UK government borrowing is projected to reach its highest level in 34 years.

UK government borrowing costs are poised to reach a 34-year high compared to Germany, amid growing uncertainty about how quickly the Bank of England can lower interest rates.

The gap between UK and German 10-year bond yields, known as the spread, has expanded to as much as 228 basis points following recent official data that revealed a significant rise in wage growth.

If this trend continues, it would represent the largest difference between British and German government borrowing costs since the early days of German reunification in 1990, surpassing the levels seen during the bond market crisis triggered by Liz Truss’s mini-Budget two years ago.

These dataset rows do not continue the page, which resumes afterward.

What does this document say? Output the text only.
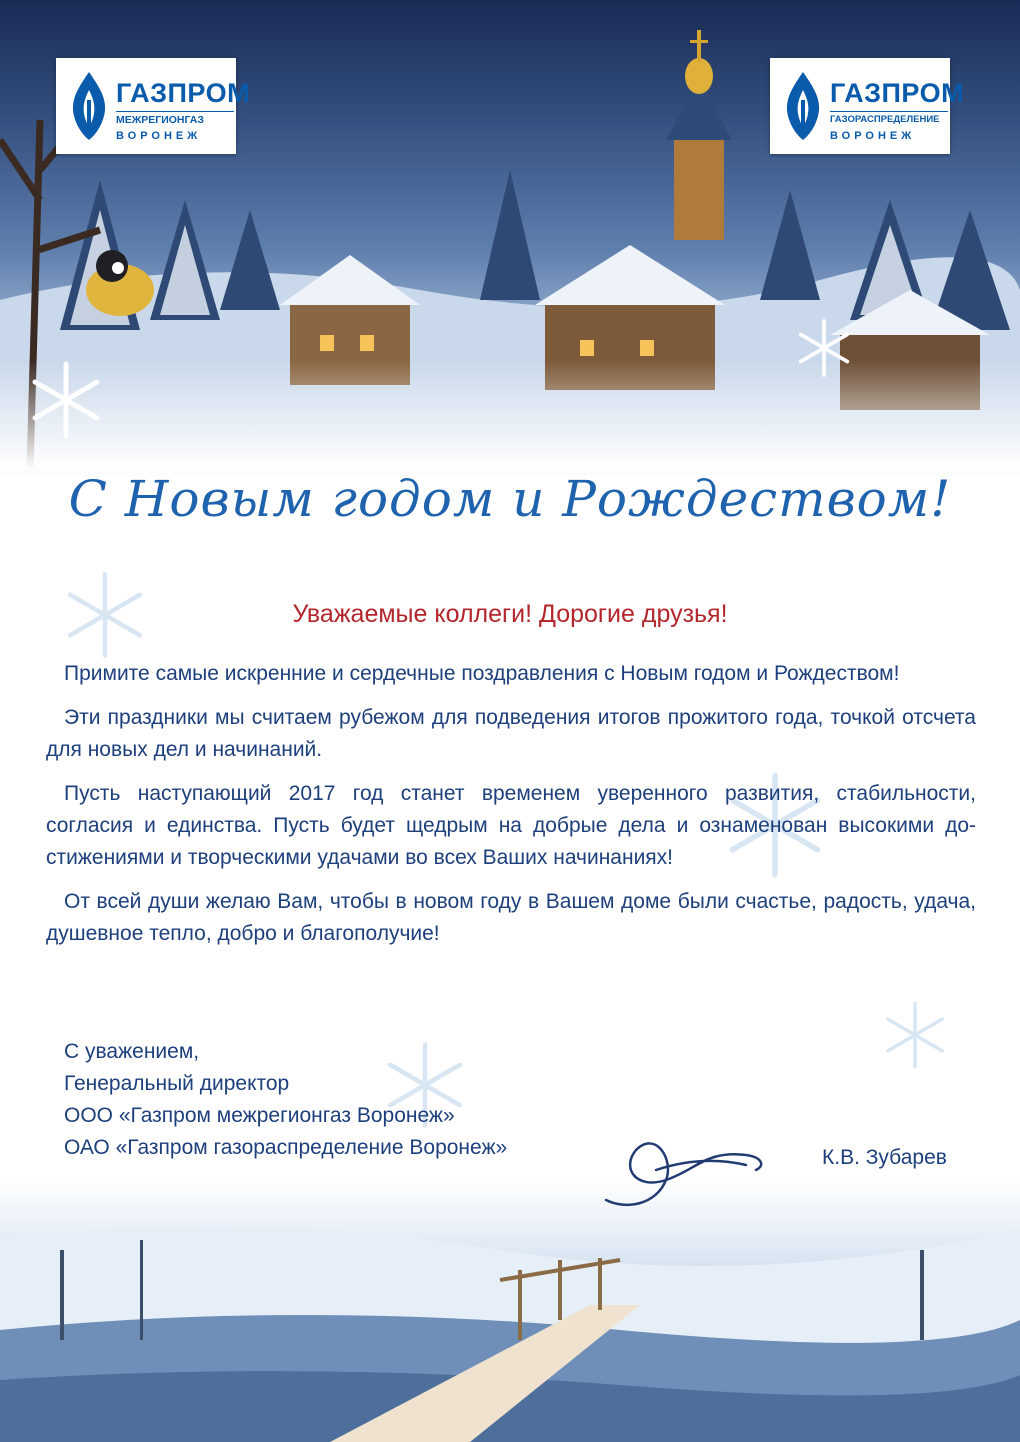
ГАЗПРОМ
МЕЖРЕГИОНГАЗ
ВОРОНЕЖ
ГАЗПРОМ
ГАЗОРАСПРЕДЕЛЕНИЕ
ВОРОНЕЖ
С Новым годом и Рождеством!
Уважаемые коллеги! Дорогие друзья!

Примите самые искренние и сердечные поздравления с Новым годом и Рождеством!

Эти праздники мы считаем рубежом для подведения итогов прожитого года, точкой отсчета для новых дел и начинаний.

Пусть наступающий 2017 год станет временем уверенного развития, стабильности, согласия и единства. Пусть будет щедрым на добрые дела и ознаменован высокими до-стижениями и творческими удачами во всех Ваших начинаниях!

От всей души желаю Вам, чтобы в новом году в Вашем доме были счастье, радость, удача, душевное тепло, добро и благополучие!

С уважением,
Генеральный директор
ООО «Газпром межрегионгаз Воронеж»
ОАО «Газпром газораспределение Воронеж»	К.В. Зубарев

The increase in UK bond yields—the returns promised to investors who purchase government debt—comes after traders reduced their expectations for the Bank of England to cut borrowing costs next year.

Financial markets now suggest that the Bank of England may not lower interest rates again until as late as May, following a 5.2% wage increase in the three months leading up to October. This rise exceeded analysts’ forecasts of a 5% increase and was up from 4.9% in the previous quarter.

Total compensation, including bonuses, surged from 4.4% to 5.2%, well above the expected 4.6%.

As a result, traders now estimate there is only a 40% chance that the Bank of England will implement three interest rate cuts next year, down from 80% before the new figures were released.

Rob Wood, Chief UK Economist at Pantheon Macroeconomics, commented, “Facing this renewed trade-off between weaker growth and persistent inflation pressures, the Monetary Policy Committee is likely to hold interest rates steady this week and proceed with caution. We anticipate three 25 basis point rate cuts next year.”

Andrew Wishart of Berenberg added that the UK is dealing with “a challenging mix of declining employment and rising wages,” which will present “difficult considerations for the Bank of England.”